Die Bundreinheit könnte wohl nur ein Gitarrenbauer wirklich überprüfen und ggfs. mit entsprechendem Aufwand korrigieren, aber ein Anfänger? Bei der Oktavreinheit sieht das schon anders aus.
BTW: Ich habe selbst so einen billigen „Chinakracher“ eines anderen Herstellers (obwohl, kann man sich da sicher sein?) und ich behaupte jetzt mal ganz mutig, die Verarbeitungsqualität steht den Stratocastern eines bekannten amerikanischen Herstellers mit dem großen „F“ in nichts nach; allerdings sind jene mindestens 10 mal so teuer. Gelobt sei die CNC-Technik und die industrielle Fertigung elektronischer Bauteile.

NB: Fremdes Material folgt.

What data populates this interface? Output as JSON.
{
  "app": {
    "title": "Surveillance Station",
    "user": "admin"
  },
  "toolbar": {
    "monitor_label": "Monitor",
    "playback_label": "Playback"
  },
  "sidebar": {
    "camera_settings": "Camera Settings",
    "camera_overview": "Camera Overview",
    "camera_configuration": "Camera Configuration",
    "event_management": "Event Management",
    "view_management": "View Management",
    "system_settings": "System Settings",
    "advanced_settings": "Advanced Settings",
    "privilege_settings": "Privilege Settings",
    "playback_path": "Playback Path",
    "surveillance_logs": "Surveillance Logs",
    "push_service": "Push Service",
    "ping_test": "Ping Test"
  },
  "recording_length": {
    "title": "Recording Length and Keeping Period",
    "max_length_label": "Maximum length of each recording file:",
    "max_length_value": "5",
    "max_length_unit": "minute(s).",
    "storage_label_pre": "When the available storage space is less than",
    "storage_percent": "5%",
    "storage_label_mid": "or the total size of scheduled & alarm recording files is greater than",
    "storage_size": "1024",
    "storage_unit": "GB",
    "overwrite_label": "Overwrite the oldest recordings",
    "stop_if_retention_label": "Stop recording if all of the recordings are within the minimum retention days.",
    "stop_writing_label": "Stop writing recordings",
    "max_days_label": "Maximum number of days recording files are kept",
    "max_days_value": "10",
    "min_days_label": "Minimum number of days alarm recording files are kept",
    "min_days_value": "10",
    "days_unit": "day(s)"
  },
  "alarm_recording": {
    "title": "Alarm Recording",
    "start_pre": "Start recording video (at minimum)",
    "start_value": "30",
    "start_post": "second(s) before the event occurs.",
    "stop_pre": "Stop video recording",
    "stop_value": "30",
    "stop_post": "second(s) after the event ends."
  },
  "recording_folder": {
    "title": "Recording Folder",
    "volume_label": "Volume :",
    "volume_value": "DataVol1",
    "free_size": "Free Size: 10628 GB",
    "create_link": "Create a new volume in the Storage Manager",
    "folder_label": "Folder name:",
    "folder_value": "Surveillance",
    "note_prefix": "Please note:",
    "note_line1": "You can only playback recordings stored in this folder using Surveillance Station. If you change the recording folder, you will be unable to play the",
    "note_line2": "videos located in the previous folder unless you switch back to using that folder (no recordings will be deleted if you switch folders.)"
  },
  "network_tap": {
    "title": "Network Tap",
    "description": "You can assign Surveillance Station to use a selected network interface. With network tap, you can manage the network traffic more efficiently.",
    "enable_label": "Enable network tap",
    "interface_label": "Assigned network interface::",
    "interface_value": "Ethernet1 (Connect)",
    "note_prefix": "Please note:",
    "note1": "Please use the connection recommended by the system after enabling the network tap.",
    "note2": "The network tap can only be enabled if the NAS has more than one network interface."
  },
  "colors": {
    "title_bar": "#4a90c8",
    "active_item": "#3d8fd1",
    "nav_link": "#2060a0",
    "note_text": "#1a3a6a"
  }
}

Vielen Dank für Deinen / Ihren Kommentar. Tatsächlich habe ich wesentlich teurere Gitarren gespielt. Dennoch ist das Exemplar einer „Billiggitarre“ für mich gut zu spielen. Erstaunlich auch, wie gut das Ding die Stimmung bei jetzt in der Nacht stark ausgekühlten Zimmern hält.
Letztendlich liegt es meist nicht an der Gitarre, wenn etwas nicht so klingen will, wie Ich möchte.😊
Der Bericht hat mir sehr gut gefallen, denn er ist ehrlich. Viele Musiker rümpfen von Anfang an die Nase und es gibt wenige, die sich an eine objektive Kritik für ein Discounterinstrument herantrauen. Seit der Zeit als ich kurz vor 1980 mein erstes Instrument bekommen habe, hat sich vieles (auch dank chinesischer) Produzenten zum Besseren gewendet. Von der Qualität heutiger Instrumente die man für ein Taschengeld bekommen kann, konnte man in meiner Anfangszeit nur träumen.
„Bananenhals begradig,bundenden geschliffen, weitere Kleinigkeiten korrigiert, und schon ist die nicht mal schlecht klingende Pasadenastrat gut bespielbar.